The computer programming education company Thinkful has reported a data breach affecting all of its users. Since the investigation is ongoing there has not been any information released about the culprits, nor has there been any indication as to who is responsible for the breach. Thinkful contacted its user base, which is roughly 40 million strong, via email to make them aware of the situation. The email, which was signed by vice president of operations Erin Rosenblatt, had this to say:
We recently discovered that an unauthorized party may have gained access to certain Thinkful company credentials so, out of an abundance of caution, we are notifying all of our users... As soon as we discovered this unauthorized access, we promptly changed the credentials, took additional steps to enhance the security measures we have in place, and initiated a full investigation... Additionally, at this time we have no evidence of any unauthorized access to any other Thinkful user account data or user information. However, as a measure of added precaution, we are requiring all users to reset their Thinkful passwords.

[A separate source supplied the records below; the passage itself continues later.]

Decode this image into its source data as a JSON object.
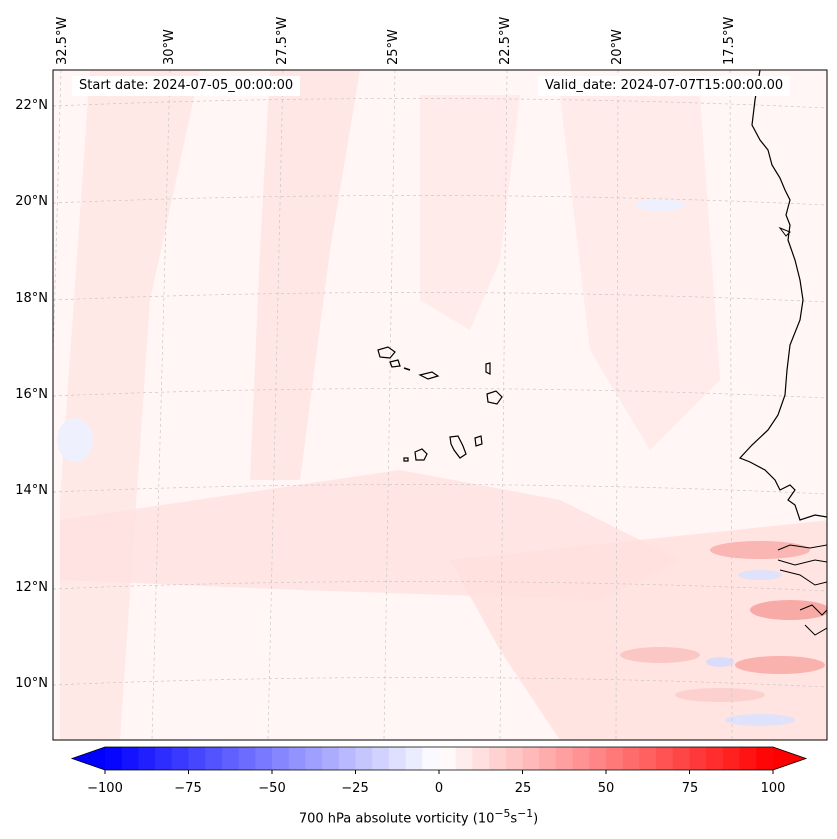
{
  "map": {
    "start_label": "Start date: 2024-07-05_00:00:00",
    "valid_label": "Valid_date: 2024-07-07T15:00:00.00",
    "lon_labels": [
      "32.5°W",
      "30°W",
      "27.5°W",
      "25°W",
      "22.5°W",
      "20°W",
      "17.5°W"
    ],
    "lat_labels": [
      "22°N",
      "20°N",
      "18°N",
      "16°N",
      "14°N",
      "12°N",
      "10°N"
    ],
    "islands": [
      "Santo Antão",
      "São Vicente",
      "Santa Luzia",
      "São Nicolau",
      "Sal",
      "Boa Vista",
      "Maio",
      "Santiago",
      "Fogo",
      "Brava"
    ],
    "colors": {
      "positive": "#ff0000",
      "negative": "#0000ff",
      "background": "#fff6f5",
      "coast": "#000000"
    }
  },
  "colorbar": {
    "ticks": [
      "−100",
      "−75",
      "−50",
      "−25",
      "0",
      "25",
      "50",
      "75",
      "100"
    ],
    "label": "700 hPa absolute vorticity (10",
    "label_exp1": "−5",
    "label_mid": "s",
    "label_exp2": "−1",
    "label_end": ")",
    "min": -100,
    "max": 100,
    "step": 5
  }
}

Many individuals analyzing this incident, such as Phil Muncaster of Infosecurity-Magazine, have noted that this is the worst possible time for a breach. Thinkful was recently purchased by online textbook seller Chegg Inc. for $80 million (according to this press release). Chegg experienced its own data breach in 2018, and with an expensive acquisition experiencing a breach, the company is undoubtedly left with doubts about their decision. Neither Thinkful nor Chegg will come out of this without this new negative PR following them. Especially since Thinkful is supposed to be training the next generation of developers and other achievers in technology; a lax cybersecurity policy compromising millions is not going to reflect well.
Cybersecurity is often not prioritized by executives in businesses due to worries about the bottom line, but what if worrying about your bottom line winds up costing you far more?